RelayCast: Scalable multicast routing in Delay Tolerant Networks

Abstract

Mobile wireless networks with intermittent connectivity, often called Delay/Disruption Tolerant Networks (DTNs), have recently received a lot of attention because of their applicability in various applications, including multicasting. To overcome intermittent connectivity, DTN routing protocols utilize mobility-assist routing by letting the nodes carry and forward the data. In this paper, we study the scalability of DTN multicast routing. As Gupta and Kumar showed that unicast routing is not scalable, recent reports on multicast routing also showed that the use of a multicast tree results in a poor scaling behavior. However, Grossglauser and Tse showed that in delay tolerant applications, the unicast routing overhead can be relaxed using the two-hop relay routing where a source forwards packets to relay nodes and the relay nodes in turn deliver packets to the destination via "mobility," thus achieving a perfect scaling behavior of Θ(1).

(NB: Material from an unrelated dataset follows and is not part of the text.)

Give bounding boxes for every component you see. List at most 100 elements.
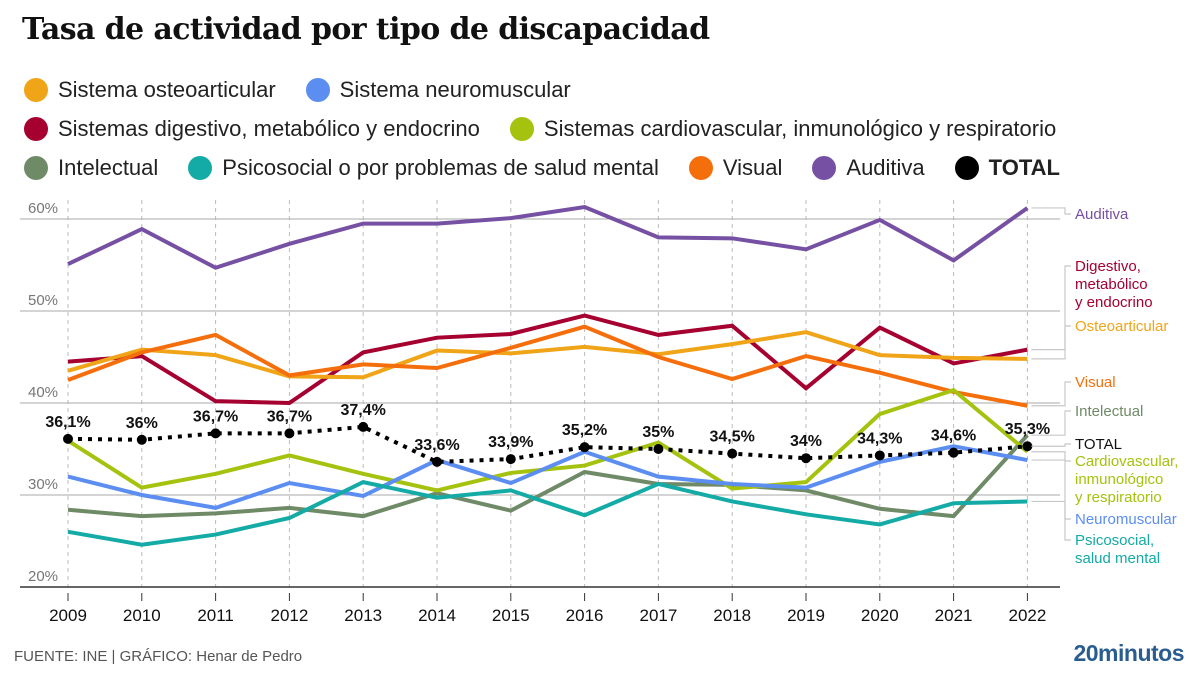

Inspired by this result, we seek to improve the throughput bound of wireless multicast in a delay tolerant setting using mobility-assist routing. To this end, we propose RelayCast, a routing scheme that extends the two-hop relay algorithm in the multicast scenario. Given that there are n s sources each of which is associated with n d random destinations, our results show that RelayCast can achieve the throughput upper bound of Θ(min(1, n/n s n d )). We also analyze the impact of various network parameters and routing strategies (such as buffer size, multi-user diversity among multicast receivers, and delay constraints) on the throughput and delay scaling properties of RelayCast. Finally, we validate our analytical results with a simulation study.